If I can hear that a string is very slightly out of turn, I can correct it by ear. So I don't think my ear is too bad. I can balance out tone and volume fairly well (to may taste anyway) But my playing,...


----------



## greco (Jul 15, 2007)

Robert1950 said:


> If I can hear that a string is very slightly *out of turn*


Where do you buy such polite strings? (Sorry... I couldn't resist)


----------



## zontar (Oct 25, 2007)

mhammer said:


> There is much voodoo regarding both the design and composition of covers and baseplates, a lot of it having to do with "eddy currents", that are well above my pay grade. I don't say "voodoo" to dismiss or cheapen it. Rather, the phenomena are so complex as to make straightforward descriptions, explanations, and predictions nigh impossible, . It's a bit like the state of brain research before we had CAT scans, MRIs, or radioactive tracer-labelling. In those days, we had people and animals with _relatively_ localized brain damage, and could say from observation that _this_ part looks like it's sorta important in _that_ function. Pickup-makers are in a similar position.
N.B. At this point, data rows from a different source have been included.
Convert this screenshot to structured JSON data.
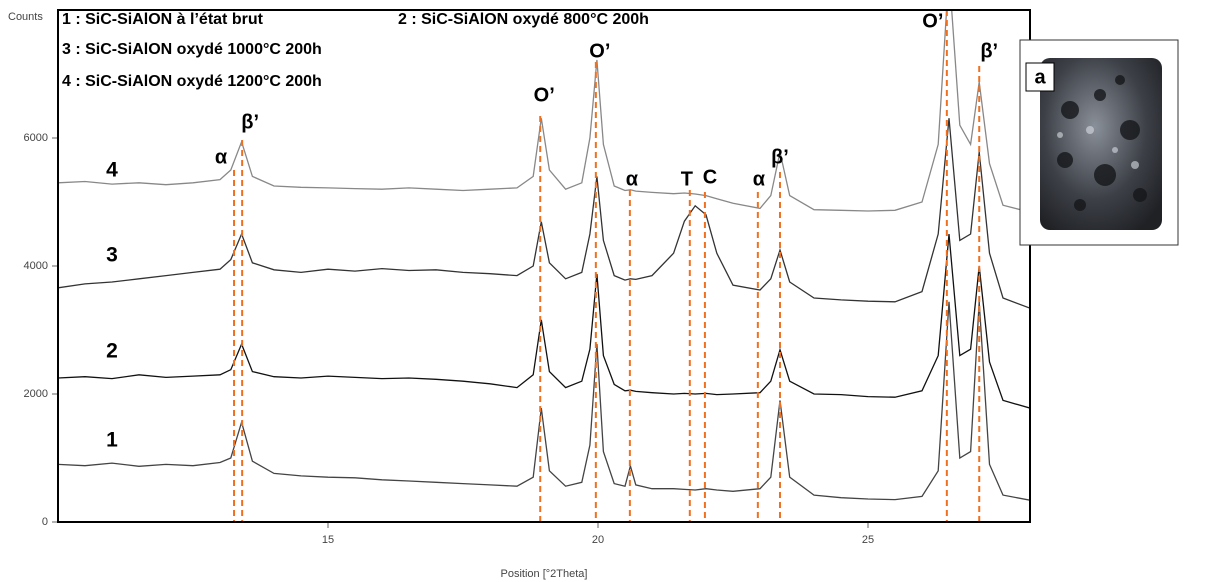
{
  "chart_data": {
    "type": "line",
    "y_axis_label": "Counts",
    "x_axis_label": "Position [°2Theta]",
    "xlim": [
      10,
      28
    ],
    "xticks": [
      15,
      20,
      25
    ],
    "ylim": [
      0,
      8000
    ],
    "yticks": [
      0,
      2000,
      4000,
      6000
    ],
    "legend": [
      "1 : SiC-SiAlON à l’état brut",
      "2 : SiC-SiAlON oxydé 800°C 200h",
      "3 : SiC-SiAlON oxydé 1000°C 200h",
      "4 : SiC-SiAlON oxydé 1200°C 200h"
    ],
    "x": [
      10,
      10.5,
      11,
      11.5,
      12,
      12.5,
      13,
      13.2,
      13.4,
      13.6,
      14,
      14.5,
      15,
      15.5,
      16,
      16.5,
      17,
      17.5,
      18,
      18.5,
      18.8,
      18.95,
      19.1,
      19.4,
      19.7,
      19.85,
      19.98,
      20.1,
      20.3,
      20.5,
      20.6,
      20.7,
      21,
      21.4,
      21.6,
      21.8,
      22,
      22.2,
      22.5,
      23,
      23.2,
      23.37,
      23.55,
      24,
      24.5,
      25,
      25.5,
      26,
      26.3,
      26.5,
      26.7,
      26.9,
      27.06,
      27.25,
      27.5,
      28
    ],
    "series": [
      {
        "name": "1",
        "color": "#444444",
        "values": [
          900,
          880,
          920,
          870,
          900,
          880,
          930,
          1000,
          1560,
          950,
          760,
          720,
          700,
          690,
          660,
          640,
          620,
          600,
          580,
          560,
          700,
          1780,
          800,
          560,
          620,
          1200,
          2780,
          1100,
          600,
          560,
          875,
          580,
          520,
          520,
          510,
          500,
          520,
          500,
          480,
          520,
          700,
          1900,
          700,
          420,
          380,
          360,
          350,
          400,
          800,
          3440,
          1000,
          1100,
          3440,
          900,
          420,
          340
        ]
      },
      {
        "name": "2",
        "color": "#111111",
        "values": [
          2250,
          2270,
          2240,
          2300,
          2260,
          2280,
          2300,
          2380,
          2780,
          2350,
          2270,
          2250,
          2280,
          2260,
          2240,
          2250,
          2230,
          2200,
          2160,
          2100,
          2300,
          3160,
          2350,
          2100,
          2200,
          2700,
          3875,
          2600,
          2150,
          2050,
          2060,
          2040,
          2020,
          2000,
          2010,
          2000,
          2010,
          1990,
          2000,
          2020,
          2200,
          2690,
          2200,
          2000,
          1990,
          1960,
          1950,
          2050,
          2600,
          4500,
          2600,
          2700,
          4000,
          2500,
          1900,
          1780
        ]
      },
      {
        "name": "3",
        "color": "#333333",
        "values": [
          3660,
          3720,
          3750,
          3800,
          3850,
          3900,
          3950,
          4100,
          4500,
          4050,
          3940,
          3900,
          3950,
          3920,
          3960,
          3930,
          3940,
          3900,
          3880,
          3850,
          4000,
          4690,
          4050,
          3800,
          3900,
          4500,
          5400,
          4400,
          3850,
          3780,
          3800,
          3790,
          3850,
          4200,
          4700,
          4940,
          4800,
          4200,
          3700,
          3625,
          3800,
          4250,
          3750,
          3500,
          3470,
          3450,
          3440,
          3600,
          4500,
          6310,
          4400,
          4500,
          5780,
          4200,
          3500,
          3340
        ]
      },
      {
        "name": "4",
        "color": "#888888",
        "values": [
          5300,
          5320,
          5280,
          5300,
          5270,
          5300,
          5350,
          5500,
          5940,
          5400,
          5250,
          5230,
          5220,
          5210,
          5200,
          5220,
          5200,
          5180,
          5200,
          5220,
          5400,
          6310,
          5500,
          5200,
          5300,
          6000,
          7220,
          5900,
          5250,
          5180,
          5190,
          5170,
          5150,
          5130,
          5140,
          5125,
          5100,
          5050,
          4980,
          4900,
          5100,
          5780,
          5100,
          4880,
          4870,
          4860,
          4870,
          5000,
          5900,
          8600,
          6200,
          5900,
          6875,
          5600,
          4950,
          4840
        ]
      }
    ],
    "phase_lines": [
      {
        "label": "α",
        "x": 13.26
      },
      {
        "label": "β’",
        "x": 13.41
      },
      {
        "label": "O’",
        "x": 18.93
      },
      {
        "label": "O’",
        "x": 19.96
      },
      {
        "label": "α",
        "x": 20.59
      },
      {
        "label": "T",
        "x": 21.7
      },
      {
        "label": "C",
        "x": 21.98
      },
      {
        "label": "α",
        "x": 22.96
      },
      {
        "label": "β’",
        "x": 23.37
      },
      {
        "label": "O’",
        "x": 26.46
      },
      {
        "label": "β’",
        "x": 27.06
      }
    ],
    "phase_line_color": "#f07020",
    "inset_label": "a"
  }
}
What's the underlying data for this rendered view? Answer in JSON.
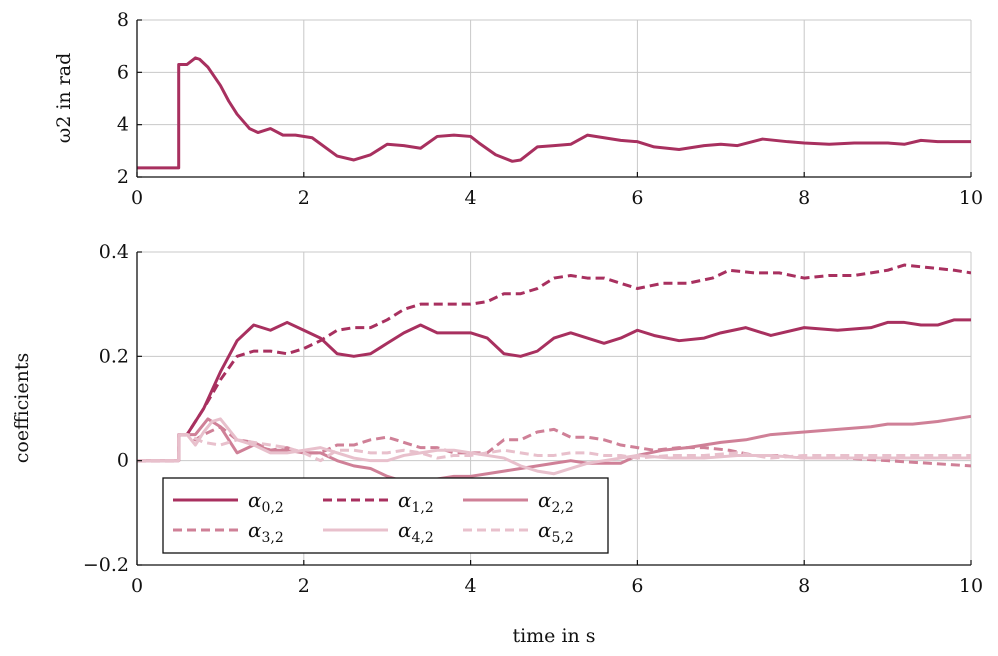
{
  "chart_data": [
    {
      "type": "line",
      "ylabel": "ω2 in rad",
      "xlabel": "",
      "xlim": [
        0,
        10
      ],
      "ylim": [
        2,
        8
      ],
      "xticks": [
        0,
        2,
        4,
        6,
        8,
        10
      ],
      "yticks": [
        2,
        4,
        6,
        8
      ],
      "xtick_labels": [
        "0",
        "2",
        "4",
        "6",
        "8",
        "10"
      ],
      "ytick_labels": [
        "2",
        "4",
        "6",
        "8"
      ],
      "grid": true,
      "legend": null,
      "series": [
        {
          "color": "#a8305f",
          "dash": "solid",
          "x": [
            0,
            0.5,
            0.5,
            0.52,
            0.6,
            0.7,
            0.75,
            0.85,
            1.0,
            1.1,
            1.2,
            1.35,
            1.45,
            1.6,
            1.75,
            1.9,
            2.1,
            2.4,
            2.6,
            2.8,
            3.0,
            3.2,
            3.4,
            3.6,
            3.8,
            4.0,
            4.1,
            4.3,
            4.5,
            4.6,
            4.8,
            5.0,
            5.2,
            5.4,
            5.6,
            5.8,
            6.0,
            6.2,
            6.5,
            6.8,
            7.0,
            7.2,
            7.5,
            7.8,
            8.0,
            8.3,
            8.6,
            9.0,
            9.2,
            9.4,
            9.6,
            9.8,
            10.0
          ],
          "y": [
            2.35,
            2.35,
            6.3,
            6.3,
            6.3,
            6.55,
            6.5,
            6.2,
            5.5,
            4.9,
            4.4,
            3.85,
            3.7,
            3.85,
            3.6,
            3.6,
            3.5,
            2.8,
            2.65,
            2.85,
            3.25,
            3.2,
            3.1,
            3.55,
            3.6,
            3.55,
            3.3,
            2.85,
            2.6,
            2.65,
            3.15,
            3.2,
            3.25,
            3.6,
            3.5,
            3.4,
            3.35,
            3.15,
            3.05,
            3.2,
            3.25,
            3.2,
            3.45,
            3.35,
            3.3,
            3.25,
            3.3,
            3.3,
            3.25,
            3.4,
            3.35,
            3.35,
            3.35
          ]
        }
      ]
    },
    {
      "type": "line",
      "ylabel": "coefficients",
      "xlabel": "time in s",
      "xlim": [
        0,
        10
      ],
      "ylim": [
        -0.2,
        0.4
      ],
      "xticks": [
        0,
        2,
        4,
        6,
        8,
        10
      ],
      "yticks": [
        -0.2,
        0,
        0.2,
        0.4
      ],
      "xtick_labels": [
        "0",
        "2",
        "4",
        "6",
        "8",
        "10"
      ],
      "ytick_labels": [
        "−0.2",
        "0",
        "0.2",
        "0.4"
      ],
      "grid": true,
      "legend": "bottom-left",
      "series": [
        {
          "name": "α0,2",
          "base": "α",
          "sub": "0,2",
          "color": "#a8305f",
          "dash": "solid",
          "x": [
            0,
            0.5,
            0.5,
            0.6,
            0.8,
            1.0,
            1.2,
            1.4,
            1.6,
            1.8,
            2.0,
            2.2,
            2.4,
            2.6,
            2.8,
            3.0,
            3.2,
            3.4,
            3.6,
            3.8,
            4.0,
            4.2,
            4.4,
            4.6,
            4.8,
            5.0,
            5.2,
            5.4,
            5.6,
            5.8,
            6.0,
            6.2,
            6.5,
            6.8,
            7.0,
            7.3,
            7.6,
            8.0,
            8.4,
            8.8,
            9.0,
            9.2,
            9.4,
            9.6,
            9.8,
            10.0
          ],
          "y": [
            0,
            0,
            0.05,
            0.05,
            0.1,
            0.17,
            0.23,
            0.26,
            0.25,
            0.265,
            0.25,
            0.235,
            0.205,
            0.2,
            0.205,
            0.225,
            0.245,
            0.26,
            0.245,
            0.245,
            0.245,
            0.235,
            0.205,
            0.2,
            0.21,
            0.235,
            0.245,
            0.235,
            0.225,
            0.235,
            0.25,
            0.24,
            0.23,
            0.235,
            0.245,
            0.255,
            0.24,
            0.255,
            0.25,
            0.255,
            0.265,
            0.265,
            0.26,
            0.26,
            0.27,
            0.27
          ]
        },
        {
          "name": "α1,2",
          "base": "α",
          "sub": "1,2",
          "color": "#a8305f",
          "dash": "dashed",
          "x": [
            0,
            0.5,
            0.5,
            0.6,
            0.8,
            1.0,
            1.2,
            1.4,
            1.6,
            1.8,
            2.0,
            2.2,
            2.4,
            2.6,
            2.8,
            3.0,
            3.2,
            3.4,
            3.6,
            3.8,
            4.0,
            4.2,
            4.4,
            4.6,
            4.8,
            5.0,
            5.2,
            5.4,
            5.6,
            5.8,
            6.0,
            6.3,
            6.6,
            6.9,
            7.1,
            7.4,
            7.7,
            8.0,
            8.3,
            8.6,
            9.0,
            9.2,
            9.5,
            9.8,
            10.0
          ],
          "y": [
            0,
            0,
            0.05,
            0.05,
            0.1,
            0.155,
            0.2,
            0.21,
            0.21,
            0.205,
            0.215,
            0.23,
            0.25,
            0.255,
            0.255,
            0.27,
            0.29,
            0.3,
            0.3,
            0.3,
            0.3,
            0.305,
            0.32,
            0.32,
            0.33,
            0.35,
            0.355,
            0.35,
            0.35,
            0.34,
            0.33,
            0.34,
            0.34,
            0.35,
            0.365,
            0.36,
            0.36,
            0.35,
            0.355,
            0.355,
            0.365,
            0.375,
            0.37,
            0.365,
            0.36
          ]
        },
        {
          "name": "α2,2",
          "base": "α",
          "sub": "2,2",
          "color": "#cf8097",
          "dash": "solid",
          "x": [
            0,
            0.5,
            0.5,
            0.6,
            0.7,
            0.85,
            1.0,
            1.1,
            1.2,
            1.4,
            1.6,
            1.8,
            2.0,
            2.2,
            2.4,
            2.6,
            2.8,
            3.0,
            3.2,
            3.4,
            3.6,
            3.8,
            4.0,
            4.2,
            4.4,
            4.6,
            4.8,
            5.0,
            5.2,
            5.4,
            5.6,
            5.8,
            6.0,
            6.3,
            6.6,
            7.0,
            7.3,
            7.6,
            8.0,
            8.4,
            8.8,
            9.0,
            9.3,
            9.6,
            9.8,
            10.0
          ],
          "y": [
            0,
            0,
            0.05,
            0.05,
            0.05,
            0.08,
            0.065,
            0.04,
            0.015,
            0.03,
            0.02,
            0.02,
            0.015,
            0.015,
            0.0,
            -0.01,
            -0.015,
            -0.03,
            -0.04,
            -0.04,
            -0.035,
            -0.03,
            -0.03,
            -0.025,
            -0.02,
            -0.015,
            -0.01,
            -0.005,
            0.0,
            -0.005,
            -0.005,
            -0.005,
            0.01,
            0.02,
            0.025,
            0.035,
            0.04,
            0.05,
            0.055,
            0.06,
            0.065,
            0.07,
            0.07,
            0.075,
            0.08,
            0.085
          ]
        },
        {
          "name": "α3,2",
          "base": "α",
          "sub": "3,2",
          "color": "#cf8097",
          "dash": "dashed",
          "x": [
            0,
            0.5,
            0.5,
            0.6,
            0.7,
            0.8,
            1.0,
            1.2,
            1.4,
            1.6,
            1.8,
            2.0,
            2.2,
            2.4,
            2.6,
            2.8,
            3.0,
            3.2,
            3.4,
            3.6,
            3.8,
            4.0,
            4.2,
            4.4,
            4.6,
            4.8,
            5.0,
            5.2,
            5.4,
            5.6,
            5.8,
            6.0,
            6.2,
            6.5,
            6.8,
            7.1,
            7.4,
            7.7,
            8.0,
            8.5,
            9.0,
            9.5,
            10.0
          ],
          "y": [
            0,
            0,
            0.05,
            0.05,
            0.04,
            0.05,
            0.065,
            0.04,
            0.035,
            0.02,
            0.025,
            0.015,
            0.015,
            0.03,
            0.03,
            0.04,
            0.045,
            0.035,
            0.025,
            0.025,
            0.015,
            0.015,
            0.015,
            0.04,
            0.04,
            0.055,
            0.06,
            0.045,
            0.045,
            0.04,
            0.03,
            0.025,
            0.02,
            0.025,
            0.025,
            0.02,
            0.01,
            0.01,
            0.005,
            0.005,
            0.0,
            -0.005,
            -0.01
          ]
        },
        {
          "name": "α4,2",
          "base": "α",
          "sub": "4,2",
          "color": "#e8c0cc",
          "dash": "solid",
          "x": [
            0,
            0.5,
            0.5,
            0.6,
            0.7,
            0.8,
            0.9,
            1.0,
            1.1,
            1.2,
            1.4,
            1.6,
            1.8,
            2.0,
            2.2,
            2.4,
            2.6,
            2.8,
            3.0,
            3.2,
            3.4,
            3.6,
            3.8,
            4.0,
            4.2,
            4.4,
            4.6,
            4.8,
            5.0,
            5.2,
            5.4,
            5.6,
            5.8,
            6.0,
            6.4,
            6.8,
            7.2,
            7.6,
            8.0,
            8.5,
            9.0,
            9.5,
            10.0
          ],
          "y": [
            0,
            0,
            0.05,
            0.05,
            0.03,
            0.055,
            0.075,
            0.08,
            0.06,
            0.04,
            0.03,
            0.015,
            0.015,
            0.02,
            0.025,
            0.015,
            0.005,
            0.0,
            0.0,
            0.01,
            0.015,
            0.02,
            0.02,
            0.015,
            0.01,
            0.005,
            -0.01,
            -0.02,
            -0.025,
            -0.015,
            -0.005,
            0.0,
            0.005,
            0.01,
            0.005,
            0.005,
            0.01,
            0.01,
            0.005,
            0.005,
            0.005,
            0.005,
            0.005
          ]
        },
        {
          "name": "α5,2",
          "base": "α",
          "sub": "5,2",
          "color": "#e8c0cc",
          "dash": "dashed",
          "x": [
            0,
            0.5,
            0.5,
            0.6,
            0.8,
            1.0,
            1.2,
            1.4,
            1.6,
            1.8,
            2.0,
            2.2,
            2.4,
            2.6,
            2.8,
            3.0,
            3.2,
            3.4,
            3.6,
            3.8,
            4.0,
            4.2,
            4.4,
            4.6,
            4.8,
            5.0,
            5.2,
            5.4,
            5.6,
            5.8,
            6.0,
            6.4,
            6.8,
            7.2,
            7.6,
            8.0,
            8.5,
            9.0,
            9.5,
            10.0
          ],
          "y": [
            0,
            0,
            0.05,
            0.05,
            0.035,
            0.03,
            0.04,
            0.035,
            0.03,
            0.025,
            0.015,
            0.0,
            0.02,
            0.02,
            0.015,
            0.015,
            0.02,
            0.015,
            0.005,
            0.01,
            0.01,
            0.015,
            0.02,
            0.015,
            0.01,
            0.01,
            0.015,
            0.015,
            0.01,
            0.01,
            0.005,
            0.01,
            0.01,
            0.015,
            0.005,
            0.01,
            0.01,
            0.01,
            0.01,
            0.01
          ]
        }
      ]
    }
  ]
}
They know eddy currents and flux patterns exist, the same way that neuroscientists knew how neurons worked, and pickup-makers each have their experience with sonic differences arising from baseplates and/or covers made out of this or that, but being able to say how all those things operate systematically in the whole-pickup context is still beyond us.


Maybe Seth Lover was one of them?
Who knows?

Sometimes that is what made someone a genius.


----------



## Dorian2 (Jun 9, 2015)

I adjust my uncovered Duncans to the fretboard radius for a more even response. Works in my case. Not sure about the lower output PAF's and covers though.


----------